The Liber sine nomine is a collection of nineteen personal letters written in Latin by the fourteenth century Italian poet and Renaissance humanist Petrarch. The letters being harshly critical of the Avignon papacy, they were withheld from the larger collection of his Epistolae familiares and assembled in a separate book. In this fashion, Petrarch reasoned, a reader could throw away this collection, and the other letters to friends could be preserved for posterity.

Omne Bonum is a 14th-century encyclopedia compiled in London. It survives in four volumes in the manuscripts BL Royal 6 E VI and VII, written by James le Palmer, identified on the basis of a colophon in the same hand in Bodleian Library Laud Misc. 165, clerk of the Exchequer mentioned between 1357 and 1375. The MSS. had the inventory number 1226 in the English Royal Library. It was acquired by the Upper Library at Westminster between 1542 and 1666 and was presented to the British Museum in 1757.

The Pastorale (Pastoral) is a literary work that was written by Francesc Eiximenis in Valencia in Latin between 1397 and 1400. It was dedicated to the bishop of Valencia Hug de Llupià.

The Speculum Humanae Salvationis or Mirror of Human Salvation was a bestselling anonymous illustrated work of popular theology in the late Middle Ages, part of the genre of encyclopedic speculum literature, in this case concentrating on the medieval theory of typology, whereby the events of the Old Testament prefigured, or foretold, the events of the New Testament. The original version is in rhyming Latin verse, and contains a series of New Testament events each with three Old Testament ones that prefigure it. It is one of the most common books found as an illuminated manuscript, and also in early printing in both blockbook and incunabulum forms.

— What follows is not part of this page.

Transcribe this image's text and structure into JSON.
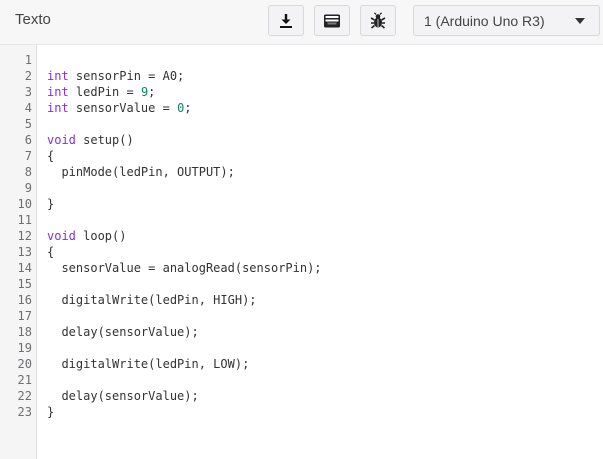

Vox Clamantis is a Latin poem of 10,265 lines in elegiac couplets by John Gower. The first of the seven books is a dream vision giving a vivid account of the Peasants' Rebellion of 1381. Macaulay described the remaining books: "The general plan of the author is to describe the condition of society and of the various degrees of men, much as in the latter portion of the Speculum Meditantis." Fisher concludes that books II-V were written in the 1370s while the author was writing similar passages in Mirour de l'Omme.